The symphony ended, and I went to the Victrola and started it up again.

“I have to change? You mean you want to hear me say I love you for your”—I allowed myself to smirk—“soul?”

“It’s nothing to do with that. You simply have to change. You’re a villain.”

I waited a moment, to see if she was serious and whether she had anything to add. She was, and she didn’t. She stared at me — really came on with the frost, like she hated me. I whistled.

“A villain, you say. Is that so? I’m at church nearly every Sunday, Mary. I slip beggars change. I pay my taxes. And every Christmas I send a check to my mother’s favourite charity. Where’s the villainy in that? Nowhere, that’s where.”

My study door was still open, and I began listening out for my wife. Mary rearranged her clothes so that she looked respectable. There was a brief but heavy silence, which Mary broke by saying, “You kill women. You’re a serial killer. Can you grasp that?”

Of all the—

I hadn’t seen that one coming.

She walked up to my desk and picked up one of my notepads, read a few lines to herself. “Can you tell me why it’s necessary for Roberta to saw off a hand and a foot and bleed to death at the church altar?” She flipped through a couple more pages. “Especially given that this other story ends with Louise falling to the ground riddled with bullets, the mountain rebels having mistaken her for her traitorous brother. And must Mrs. McGuire hang herself from a door handle because she’s so afraid of what Mr. McGuire will do when he gets home and finds out that she’s burnt dinner? From a door handle? Really, Mr. Fox?”

I found myself grinning — the complete opposite of what I wanted my face to do. Scornful and stern, I told my face. Scornful and stern. Not sheepish. .

“You have no sense of humour, Mary,” I said.

“You’re right,” she said. “I don’t.”

I tried again: “It’s ridiculous to be so sensitive about the content of fiction. It’s not real. I mean, come on. It’s all just a lot of games.”

Mary twirled a strand of hair around her finger. “Oh. . how does it go. . We dream, it is good we are dreaming. It would hurt us, were we awake. But since it is playing, kill us. And — we are playing — shriek. .”

“Couldn’t have said it better myself.”

“What would you do for me?” she asked.

I studied her, and she seemed perfectly serious. She was making an offer.

“Slay a dragon. Ten dragons. Anything,” I said.

She smiled. “I’m glad you’re playing along. It’s a good sign.”

“It is? Okay. By the way, what exactly is it we’re talking about?”
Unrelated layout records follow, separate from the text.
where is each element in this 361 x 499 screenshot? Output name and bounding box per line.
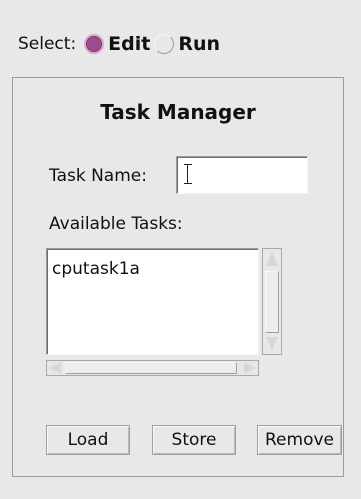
horizontal-scroll-thumb[interactable]: [65, 362, 237, 374]
text-cursor-icon: [184, 164, 192, 184]
vertical-scroll-thumb[interactable]: [265, 271, 279, 333]
task-name-label: Task Name:: [49, 166, 147, 186]
store-button[interactable]: Store: [152, 425, 236, 455]
radio-edit[interactable]: Edit: [84, 33, 150, 55]
radio-edit-label[interactable]: Edit: [108, 33, 150, 55]
scroll-left-arrow-icon[interactable]: [49, 362, 61, 374]
list-item[interactable]: cputask1a: [52, 259, 253, 279]
radio-edit-indicator[interactable]: [84, 34, 105, 54]
task-name-input[interactable]: [176, 156, 308, 194]
task-manager-window: Select: Edit Run Task Manager Task Name:…: [0, 0, 361, 499]
horizontal-scrollbar[interactable]: [46, 360, 259, 376]
scroll-right-arrow-icon[interactable]: [244, 362, 256, 374]
select-label: Select:: [18, 34, 77, 54]
panel-title: Task Manager: [100, 100, 256, 124]
available-tasks-list[interactable]: cputask1a: [46, 248, 259, 355]
available-tasks-label: Available Tasks:: [49, 214, 183, 234]
vertical-scrollbar[interactable]: [262, 248, 282, 355]
task-manager-panel: Task Manager Task Name: Available Tasks:…: [12, 77, 344, 477]
mode-selector: Select: Edit Run: [18, 30, 224, 58]
radio-run[interactable]: Run: [154, 33, 220, 55]
radio-run-label[interactable]: Run: [178, 33, 220, 55]
remove-button[interactable]: Remove: [257, 425, 342, 455]
load-button[interactable]: Load: [46, 425, 130, 455]
scroll-down-arrow-icon[interactable]: [266, 337, 278, 351]
scroll-up-arrow-icon[interactable]: [266, 252, 278, 266]
radio-run-indicator[interactable]: [154, 34, 175, 54]
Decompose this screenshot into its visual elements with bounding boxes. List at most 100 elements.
“Just be flexible,” she said. I seemed to have accepted some challenge. Only I had no idea what it was.

“I’ll keep that in mind. When do we start this thing?”

She drew closer. “Presently. Scared?”

“Me? No.”

The crazy thing is, I actually did have the jitters, just a little. Suddenly her hand was on my neck. The gesture was tender, which, coming from her, worried me even more. My hand covered hers — I was trying, I think, to get free.

“Ready?” she said. “Now—”

DR. LUSTUCRU

Dr. Lustucru’s wife was not particularly talkative. But he beheaded her anyway, thinking to himself that he could replace her head when he wished for her to speak.